In 1917, Paul Nash wrote a letter to his wife from Ypres: ‘I am no longer an artist interested and curious, I am a messenger who will bring back word from the men who are fighting to those who want the war to go on for ever.’ Nash had returned to the Western Front after convalescing in England and was appalled by what he found: a ruined, flooded landscape of endless death, where all nature – men, horses, trees – was reduced to charred lumps half-sunk in mud. While future stars of European art were hanging around a titty bar in Zurich inventing Dada, Nash was forced to create his own nightmare language to deliver his message.

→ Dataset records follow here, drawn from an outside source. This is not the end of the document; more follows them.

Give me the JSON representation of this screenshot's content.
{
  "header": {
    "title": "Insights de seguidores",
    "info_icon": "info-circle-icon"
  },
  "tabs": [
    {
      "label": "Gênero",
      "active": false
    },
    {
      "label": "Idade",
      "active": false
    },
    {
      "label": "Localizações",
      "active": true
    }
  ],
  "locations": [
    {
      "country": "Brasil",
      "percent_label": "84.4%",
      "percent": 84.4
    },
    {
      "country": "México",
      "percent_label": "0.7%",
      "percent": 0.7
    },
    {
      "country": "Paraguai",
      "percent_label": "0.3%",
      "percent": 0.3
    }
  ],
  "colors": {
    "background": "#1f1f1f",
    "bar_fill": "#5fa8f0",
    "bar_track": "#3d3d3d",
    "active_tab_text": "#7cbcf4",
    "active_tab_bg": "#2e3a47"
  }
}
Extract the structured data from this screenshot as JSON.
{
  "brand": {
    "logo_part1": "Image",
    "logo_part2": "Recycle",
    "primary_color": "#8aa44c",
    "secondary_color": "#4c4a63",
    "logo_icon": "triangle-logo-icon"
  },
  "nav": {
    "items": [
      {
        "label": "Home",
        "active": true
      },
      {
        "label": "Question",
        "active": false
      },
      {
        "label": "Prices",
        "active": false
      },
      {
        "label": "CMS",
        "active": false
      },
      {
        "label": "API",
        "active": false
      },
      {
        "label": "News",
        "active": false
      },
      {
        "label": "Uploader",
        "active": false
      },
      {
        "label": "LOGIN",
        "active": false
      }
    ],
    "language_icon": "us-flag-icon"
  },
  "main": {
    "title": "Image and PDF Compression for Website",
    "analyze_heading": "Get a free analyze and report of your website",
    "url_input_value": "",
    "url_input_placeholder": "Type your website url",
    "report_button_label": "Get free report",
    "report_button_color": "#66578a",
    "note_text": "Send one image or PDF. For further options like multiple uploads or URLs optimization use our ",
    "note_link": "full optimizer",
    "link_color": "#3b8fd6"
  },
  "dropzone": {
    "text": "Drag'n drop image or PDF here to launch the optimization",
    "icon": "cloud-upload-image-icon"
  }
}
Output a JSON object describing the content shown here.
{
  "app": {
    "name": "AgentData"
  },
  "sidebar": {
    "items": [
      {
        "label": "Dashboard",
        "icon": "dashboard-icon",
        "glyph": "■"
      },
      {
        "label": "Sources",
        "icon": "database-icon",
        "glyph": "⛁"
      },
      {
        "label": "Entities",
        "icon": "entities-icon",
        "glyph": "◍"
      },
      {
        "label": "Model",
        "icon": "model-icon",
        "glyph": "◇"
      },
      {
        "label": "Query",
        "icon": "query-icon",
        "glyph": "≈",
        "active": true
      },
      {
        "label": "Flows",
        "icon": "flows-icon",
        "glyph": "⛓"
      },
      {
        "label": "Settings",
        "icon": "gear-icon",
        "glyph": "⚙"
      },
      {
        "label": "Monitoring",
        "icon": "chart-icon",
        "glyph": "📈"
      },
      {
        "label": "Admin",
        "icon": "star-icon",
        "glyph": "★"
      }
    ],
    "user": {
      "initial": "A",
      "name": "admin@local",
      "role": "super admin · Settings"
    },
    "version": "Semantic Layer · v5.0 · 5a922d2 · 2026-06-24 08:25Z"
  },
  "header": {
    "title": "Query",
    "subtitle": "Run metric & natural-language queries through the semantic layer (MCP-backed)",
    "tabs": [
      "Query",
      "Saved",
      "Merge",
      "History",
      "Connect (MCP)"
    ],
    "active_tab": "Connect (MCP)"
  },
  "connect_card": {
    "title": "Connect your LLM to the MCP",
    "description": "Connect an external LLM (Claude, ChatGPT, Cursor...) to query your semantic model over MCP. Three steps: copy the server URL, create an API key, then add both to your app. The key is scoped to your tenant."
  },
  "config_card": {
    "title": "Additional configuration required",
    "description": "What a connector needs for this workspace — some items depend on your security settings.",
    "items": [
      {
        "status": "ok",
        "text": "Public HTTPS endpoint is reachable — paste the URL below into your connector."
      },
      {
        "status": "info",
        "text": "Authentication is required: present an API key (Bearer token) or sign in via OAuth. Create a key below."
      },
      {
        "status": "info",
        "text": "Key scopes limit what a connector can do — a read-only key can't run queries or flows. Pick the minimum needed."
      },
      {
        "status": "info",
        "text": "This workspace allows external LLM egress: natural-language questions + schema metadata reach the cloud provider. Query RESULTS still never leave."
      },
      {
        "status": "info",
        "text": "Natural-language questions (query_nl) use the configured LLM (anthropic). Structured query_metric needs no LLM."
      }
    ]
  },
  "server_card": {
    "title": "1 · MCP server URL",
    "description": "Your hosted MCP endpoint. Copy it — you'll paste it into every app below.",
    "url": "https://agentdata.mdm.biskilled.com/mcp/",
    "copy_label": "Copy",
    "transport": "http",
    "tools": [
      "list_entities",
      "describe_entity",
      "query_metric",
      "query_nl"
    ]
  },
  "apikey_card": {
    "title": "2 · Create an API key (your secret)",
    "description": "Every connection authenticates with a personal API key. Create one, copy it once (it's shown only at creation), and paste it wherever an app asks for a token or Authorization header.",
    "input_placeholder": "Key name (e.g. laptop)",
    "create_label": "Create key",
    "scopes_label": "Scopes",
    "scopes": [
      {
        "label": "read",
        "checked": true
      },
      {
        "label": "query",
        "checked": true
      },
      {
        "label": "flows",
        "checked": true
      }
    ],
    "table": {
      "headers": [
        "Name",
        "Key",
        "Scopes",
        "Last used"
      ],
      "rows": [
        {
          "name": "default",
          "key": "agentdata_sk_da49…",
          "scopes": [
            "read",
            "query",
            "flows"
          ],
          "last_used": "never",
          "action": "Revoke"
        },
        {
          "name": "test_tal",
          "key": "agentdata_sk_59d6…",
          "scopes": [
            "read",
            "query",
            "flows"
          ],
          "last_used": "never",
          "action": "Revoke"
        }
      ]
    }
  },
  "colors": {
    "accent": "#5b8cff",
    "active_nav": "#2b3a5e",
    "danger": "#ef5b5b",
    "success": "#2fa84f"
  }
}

Nash’s WWI paintings are his most famous works, and justifiably. The huge ‘Menin Road’ and especially ‘We Are Making a New World’ – with its alien hummocked earthworks and sky like a sinkful of blood draining down a plughole – look at the horrors of war, but obliquely. It’s like Nash literally cannot comprehend what he has seen; all he can try to do is suggest its horrible inhuman strangeness. This show puts that in context. Throughout his career, Nash constantly refashioned landscape. His early, pre-1914 works have a watered-down symbolism. Later, he turns to abstraction then to a more overt surrealism. His best paintings from the 1920s and ’30s reconfigure his Great War works into a kind of rural English dreamscape: in ‘Landscape at Iden’ (1929), chopped logs are piled like artillery shells, as clouds blockade the Sussex sky. These are disconcerting works – silent, empty of people.
At times, this is a gruelling show: Nash is a tightly wound artist and his variations on his themes can be hard to engage with. But it’s a rewarding one. At his best, Nash combines surrealism and Englishness while avoiding both the superficial trickery of the former and the parochial lyricism of the latter. He is sometimes criticised for failing to show the human cost of war explicity, but this show suggests something perhaps darker: a post-human world in which nature and abstract forms have closed ranks against man. And when you see what man leaves behind in his path, who can blame them?